While an executive, he couldn’t keep himself out of the newsroom.
When big news broke, he would show up with a wry grin. “Here we go again,” was his regular newsroom greeting. His newsroom demeanor was always perfectly calm.
In October of 2000, then-Domestic Assignment Editor Colleen Wright was assigned to help out the International Desk. Her first day in her new role, she was handed oversight of Africa and part of the Middle East. Thirty minutes into her shift, the USS Cole was bombed. Within moments, then-executive Will King slipped into the seat beside her.
“I would not have gotten through that day had Will not sat down beside me,” Wright said. “He sat down to help. He was a true newsman.”
But he was also a wily negotiator, with excellent judgment on how to make things happen in difficult parts of the world. His apparently low-key style led many to underestimate him, at their peril. He always seemed to be able to make the winning deal, figure out the tough issues, whether in a budget meeting or for the team in a hellhole on the far side of the Earth.

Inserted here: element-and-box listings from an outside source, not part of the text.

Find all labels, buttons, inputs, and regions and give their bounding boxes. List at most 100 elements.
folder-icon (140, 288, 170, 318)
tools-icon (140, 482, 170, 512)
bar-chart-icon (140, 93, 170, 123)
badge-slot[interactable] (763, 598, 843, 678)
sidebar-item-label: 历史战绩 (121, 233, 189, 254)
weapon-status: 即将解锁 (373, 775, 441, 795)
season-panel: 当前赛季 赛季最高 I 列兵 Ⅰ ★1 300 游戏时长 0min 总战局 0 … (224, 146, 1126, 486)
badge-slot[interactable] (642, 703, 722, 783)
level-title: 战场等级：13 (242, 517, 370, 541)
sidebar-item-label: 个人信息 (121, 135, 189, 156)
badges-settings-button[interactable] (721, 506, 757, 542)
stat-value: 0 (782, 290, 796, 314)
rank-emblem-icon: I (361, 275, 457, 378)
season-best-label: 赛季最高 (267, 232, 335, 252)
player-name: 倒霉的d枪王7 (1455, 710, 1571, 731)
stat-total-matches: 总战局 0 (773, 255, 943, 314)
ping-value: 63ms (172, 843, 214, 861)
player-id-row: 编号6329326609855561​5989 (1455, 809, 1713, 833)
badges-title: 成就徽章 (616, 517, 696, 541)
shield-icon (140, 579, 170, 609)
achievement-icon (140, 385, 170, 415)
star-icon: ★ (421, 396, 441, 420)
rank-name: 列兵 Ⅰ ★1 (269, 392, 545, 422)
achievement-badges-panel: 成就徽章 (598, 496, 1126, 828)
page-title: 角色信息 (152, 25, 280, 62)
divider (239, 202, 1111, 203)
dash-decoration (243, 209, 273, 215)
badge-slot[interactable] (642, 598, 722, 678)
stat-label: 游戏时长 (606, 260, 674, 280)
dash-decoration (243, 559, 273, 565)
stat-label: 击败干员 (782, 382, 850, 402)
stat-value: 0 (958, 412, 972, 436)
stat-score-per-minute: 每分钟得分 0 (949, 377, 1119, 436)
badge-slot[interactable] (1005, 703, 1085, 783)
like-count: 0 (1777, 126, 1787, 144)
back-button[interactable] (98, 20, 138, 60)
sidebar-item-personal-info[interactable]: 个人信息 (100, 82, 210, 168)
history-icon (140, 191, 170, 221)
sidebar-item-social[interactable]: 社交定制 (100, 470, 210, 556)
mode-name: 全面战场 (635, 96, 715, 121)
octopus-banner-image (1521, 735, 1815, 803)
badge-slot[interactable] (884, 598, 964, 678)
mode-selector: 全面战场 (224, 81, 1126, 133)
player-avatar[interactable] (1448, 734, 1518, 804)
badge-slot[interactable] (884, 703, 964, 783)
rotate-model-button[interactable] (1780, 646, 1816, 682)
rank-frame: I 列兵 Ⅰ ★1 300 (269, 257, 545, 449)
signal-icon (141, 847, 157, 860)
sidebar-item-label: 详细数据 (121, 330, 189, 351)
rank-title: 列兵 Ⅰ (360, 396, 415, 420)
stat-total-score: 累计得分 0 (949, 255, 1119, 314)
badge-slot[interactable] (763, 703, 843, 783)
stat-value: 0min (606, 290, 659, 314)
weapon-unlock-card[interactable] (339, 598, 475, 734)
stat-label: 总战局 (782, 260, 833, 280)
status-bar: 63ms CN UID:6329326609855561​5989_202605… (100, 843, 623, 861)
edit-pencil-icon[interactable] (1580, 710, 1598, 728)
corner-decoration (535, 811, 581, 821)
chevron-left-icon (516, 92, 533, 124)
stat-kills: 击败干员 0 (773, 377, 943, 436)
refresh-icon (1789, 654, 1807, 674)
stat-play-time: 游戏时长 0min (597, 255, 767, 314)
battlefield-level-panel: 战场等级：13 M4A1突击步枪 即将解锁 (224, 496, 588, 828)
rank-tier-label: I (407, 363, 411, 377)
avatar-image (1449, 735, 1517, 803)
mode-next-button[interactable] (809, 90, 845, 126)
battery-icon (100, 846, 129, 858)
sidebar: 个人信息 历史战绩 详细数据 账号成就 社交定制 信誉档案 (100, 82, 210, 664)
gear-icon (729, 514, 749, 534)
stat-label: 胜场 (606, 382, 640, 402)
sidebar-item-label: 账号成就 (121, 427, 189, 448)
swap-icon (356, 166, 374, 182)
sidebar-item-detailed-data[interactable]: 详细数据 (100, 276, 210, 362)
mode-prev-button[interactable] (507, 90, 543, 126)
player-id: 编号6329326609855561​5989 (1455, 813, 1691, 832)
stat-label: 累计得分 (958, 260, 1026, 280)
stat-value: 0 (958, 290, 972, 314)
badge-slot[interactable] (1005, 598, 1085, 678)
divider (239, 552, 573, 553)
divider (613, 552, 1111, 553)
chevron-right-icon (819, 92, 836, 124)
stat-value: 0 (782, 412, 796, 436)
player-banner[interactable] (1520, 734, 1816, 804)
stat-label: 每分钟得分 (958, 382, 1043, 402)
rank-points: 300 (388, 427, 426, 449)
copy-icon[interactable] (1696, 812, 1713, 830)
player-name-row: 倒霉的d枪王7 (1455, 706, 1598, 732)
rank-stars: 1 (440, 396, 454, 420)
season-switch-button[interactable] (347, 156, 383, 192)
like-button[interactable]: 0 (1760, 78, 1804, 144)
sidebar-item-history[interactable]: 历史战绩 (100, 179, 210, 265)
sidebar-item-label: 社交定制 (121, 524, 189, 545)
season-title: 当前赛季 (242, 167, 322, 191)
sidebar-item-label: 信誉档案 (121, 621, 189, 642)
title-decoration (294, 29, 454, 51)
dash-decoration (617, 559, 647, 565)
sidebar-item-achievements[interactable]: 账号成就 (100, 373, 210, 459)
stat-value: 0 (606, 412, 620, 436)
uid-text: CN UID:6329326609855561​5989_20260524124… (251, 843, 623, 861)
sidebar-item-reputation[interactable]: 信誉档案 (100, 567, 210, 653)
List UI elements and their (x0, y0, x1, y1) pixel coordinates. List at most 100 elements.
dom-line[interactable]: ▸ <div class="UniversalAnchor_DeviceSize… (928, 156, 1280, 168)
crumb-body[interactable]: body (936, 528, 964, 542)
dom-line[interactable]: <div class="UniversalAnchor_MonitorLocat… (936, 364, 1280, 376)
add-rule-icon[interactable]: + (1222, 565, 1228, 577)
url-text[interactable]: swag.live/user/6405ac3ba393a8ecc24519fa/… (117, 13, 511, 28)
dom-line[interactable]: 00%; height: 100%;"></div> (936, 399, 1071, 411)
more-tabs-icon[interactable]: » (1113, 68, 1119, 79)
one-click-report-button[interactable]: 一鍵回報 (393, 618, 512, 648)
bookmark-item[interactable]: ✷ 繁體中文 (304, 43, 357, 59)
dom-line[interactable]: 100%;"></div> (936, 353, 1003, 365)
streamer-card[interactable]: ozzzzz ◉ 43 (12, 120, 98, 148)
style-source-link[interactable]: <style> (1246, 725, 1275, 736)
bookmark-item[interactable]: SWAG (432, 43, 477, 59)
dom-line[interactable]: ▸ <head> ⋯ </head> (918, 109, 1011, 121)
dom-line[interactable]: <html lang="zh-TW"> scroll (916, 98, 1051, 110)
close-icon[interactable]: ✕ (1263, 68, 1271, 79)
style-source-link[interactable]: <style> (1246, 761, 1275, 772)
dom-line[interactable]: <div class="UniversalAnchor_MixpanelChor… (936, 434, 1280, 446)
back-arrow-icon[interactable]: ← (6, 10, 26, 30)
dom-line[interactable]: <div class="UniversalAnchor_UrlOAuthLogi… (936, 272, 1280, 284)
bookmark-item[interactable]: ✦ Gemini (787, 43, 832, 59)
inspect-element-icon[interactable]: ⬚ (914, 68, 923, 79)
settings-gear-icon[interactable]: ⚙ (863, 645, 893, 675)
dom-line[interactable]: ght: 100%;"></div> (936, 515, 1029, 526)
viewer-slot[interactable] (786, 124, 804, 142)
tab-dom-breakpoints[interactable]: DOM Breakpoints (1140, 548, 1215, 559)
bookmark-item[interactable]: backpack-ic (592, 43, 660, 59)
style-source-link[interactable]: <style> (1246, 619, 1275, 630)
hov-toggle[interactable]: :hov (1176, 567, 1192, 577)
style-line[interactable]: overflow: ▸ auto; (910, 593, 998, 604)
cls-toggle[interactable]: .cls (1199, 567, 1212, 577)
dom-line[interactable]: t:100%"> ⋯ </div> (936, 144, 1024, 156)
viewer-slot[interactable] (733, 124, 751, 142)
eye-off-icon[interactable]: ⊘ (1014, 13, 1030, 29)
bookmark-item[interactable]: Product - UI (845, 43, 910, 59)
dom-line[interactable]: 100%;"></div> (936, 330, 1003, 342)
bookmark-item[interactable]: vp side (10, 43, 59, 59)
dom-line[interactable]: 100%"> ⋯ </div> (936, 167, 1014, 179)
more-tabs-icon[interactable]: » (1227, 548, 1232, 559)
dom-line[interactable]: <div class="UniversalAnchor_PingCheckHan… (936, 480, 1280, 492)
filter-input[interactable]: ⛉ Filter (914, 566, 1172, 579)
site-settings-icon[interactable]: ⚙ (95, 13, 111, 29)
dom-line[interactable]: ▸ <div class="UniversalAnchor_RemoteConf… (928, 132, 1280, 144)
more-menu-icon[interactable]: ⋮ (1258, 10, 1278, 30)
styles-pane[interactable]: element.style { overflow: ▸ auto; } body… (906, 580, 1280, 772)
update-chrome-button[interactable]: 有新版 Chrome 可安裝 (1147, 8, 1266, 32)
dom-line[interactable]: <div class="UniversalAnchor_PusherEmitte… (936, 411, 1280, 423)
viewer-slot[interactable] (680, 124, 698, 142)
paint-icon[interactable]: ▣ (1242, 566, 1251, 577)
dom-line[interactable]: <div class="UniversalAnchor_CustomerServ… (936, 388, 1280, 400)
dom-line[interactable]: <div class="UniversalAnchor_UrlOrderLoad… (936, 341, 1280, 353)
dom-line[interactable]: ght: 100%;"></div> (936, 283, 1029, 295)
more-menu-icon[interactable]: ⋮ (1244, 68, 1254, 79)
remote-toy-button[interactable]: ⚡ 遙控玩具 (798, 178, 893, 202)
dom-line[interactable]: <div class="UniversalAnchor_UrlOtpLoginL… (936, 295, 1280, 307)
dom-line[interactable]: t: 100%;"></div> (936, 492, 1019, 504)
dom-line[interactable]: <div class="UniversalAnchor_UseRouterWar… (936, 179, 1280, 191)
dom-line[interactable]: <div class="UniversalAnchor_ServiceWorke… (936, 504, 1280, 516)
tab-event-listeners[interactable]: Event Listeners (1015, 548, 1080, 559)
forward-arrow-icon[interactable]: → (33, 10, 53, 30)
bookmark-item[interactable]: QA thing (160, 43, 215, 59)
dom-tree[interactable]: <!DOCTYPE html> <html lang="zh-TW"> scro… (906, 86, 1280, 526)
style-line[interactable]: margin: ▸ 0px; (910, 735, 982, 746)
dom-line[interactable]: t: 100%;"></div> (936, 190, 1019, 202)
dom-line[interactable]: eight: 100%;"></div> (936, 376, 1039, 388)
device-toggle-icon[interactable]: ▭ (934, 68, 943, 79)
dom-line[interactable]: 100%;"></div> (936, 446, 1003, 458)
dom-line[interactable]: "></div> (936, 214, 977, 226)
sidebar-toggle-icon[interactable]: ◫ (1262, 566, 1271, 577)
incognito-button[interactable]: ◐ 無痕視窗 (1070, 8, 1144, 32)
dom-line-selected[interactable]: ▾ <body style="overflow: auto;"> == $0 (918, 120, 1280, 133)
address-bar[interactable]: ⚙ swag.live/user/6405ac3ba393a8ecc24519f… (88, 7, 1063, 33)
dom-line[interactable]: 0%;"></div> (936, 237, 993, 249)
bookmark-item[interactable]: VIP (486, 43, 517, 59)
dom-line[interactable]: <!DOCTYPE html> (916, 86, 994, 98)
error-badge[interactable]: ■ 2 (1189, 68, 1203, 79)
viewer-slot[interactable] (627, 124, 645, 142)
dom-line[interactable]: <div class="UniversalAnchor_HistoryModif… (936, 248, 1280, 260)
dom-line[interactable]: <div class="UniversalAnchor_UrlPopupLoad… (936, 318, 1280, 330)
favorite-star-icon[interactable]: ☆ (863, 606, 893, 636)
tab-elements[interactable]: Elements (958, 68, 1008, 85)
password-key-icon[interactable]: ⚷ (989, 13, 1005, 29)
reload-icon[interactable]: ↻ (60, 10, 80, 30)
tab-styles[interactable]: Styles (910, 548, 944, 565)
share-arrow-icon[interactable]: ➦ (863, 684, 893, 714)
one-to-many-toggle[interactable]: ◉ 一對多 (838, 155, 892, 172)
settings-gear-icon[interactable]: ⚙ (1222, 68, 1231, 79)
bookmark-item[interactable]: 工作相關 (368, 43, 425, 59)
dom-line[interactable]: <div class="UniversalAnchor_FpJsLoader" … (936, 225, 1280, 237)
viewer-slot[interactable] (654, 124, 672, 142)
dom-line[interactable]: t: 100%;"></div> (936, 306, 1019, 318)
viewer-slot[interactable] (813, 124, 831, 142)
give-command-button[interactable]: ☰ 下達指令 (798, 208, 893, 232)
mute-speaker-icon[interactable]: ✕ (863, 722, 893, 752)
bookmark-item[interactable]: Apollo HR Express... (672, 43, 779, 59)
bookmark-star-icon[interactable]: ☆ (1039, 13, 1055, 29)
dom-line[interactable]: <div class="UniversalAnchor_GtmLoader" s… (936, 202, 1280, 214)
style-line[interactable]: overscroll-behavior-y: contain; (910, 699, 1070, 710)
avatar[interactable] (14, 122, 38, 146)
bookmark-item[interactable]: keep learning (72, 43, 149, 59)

“He was the ultimate unsung hero,” said CNN Executive Vice President Tony Maddox, who oversees CNN International. “He played the key role in getting CNN a competitive edge on so many stories.”
“And,” said Maddox, “I never knew a nicer guy.”
The CNN Alumni Facebook page was flooded with similar comments after news of King’s death broke in the newsroom.
“A kind and honorable man and human being — a big loss for the CNN family and for all who had the honor and pleasure of working with and knowing Will,” wrote former assignment manager Stefan Simons.
For many CNNers who knew and relied on King, Senior International Correspondent Ben Wedeman captured CNN’s loss in just six words: “Thanks and farewell, Will. You cared.”
In 2014, King wrote a note to some of his colleagues, describing what a joy it had been to work as a journalist behind-the-scenes.
“The truth is, few who pursue journalism as a career are seeking fame and fortune.” King wrote. “Most, like me, choose a career in news because they have a passion for capturing moments of history in words and pictures. The job can take you to places you’ve never been and put you in front of extraordinary people while making a good living.”
“So you don’t have to be recognized on the street and asked for an autograph to have a rewarding career,” he concluded.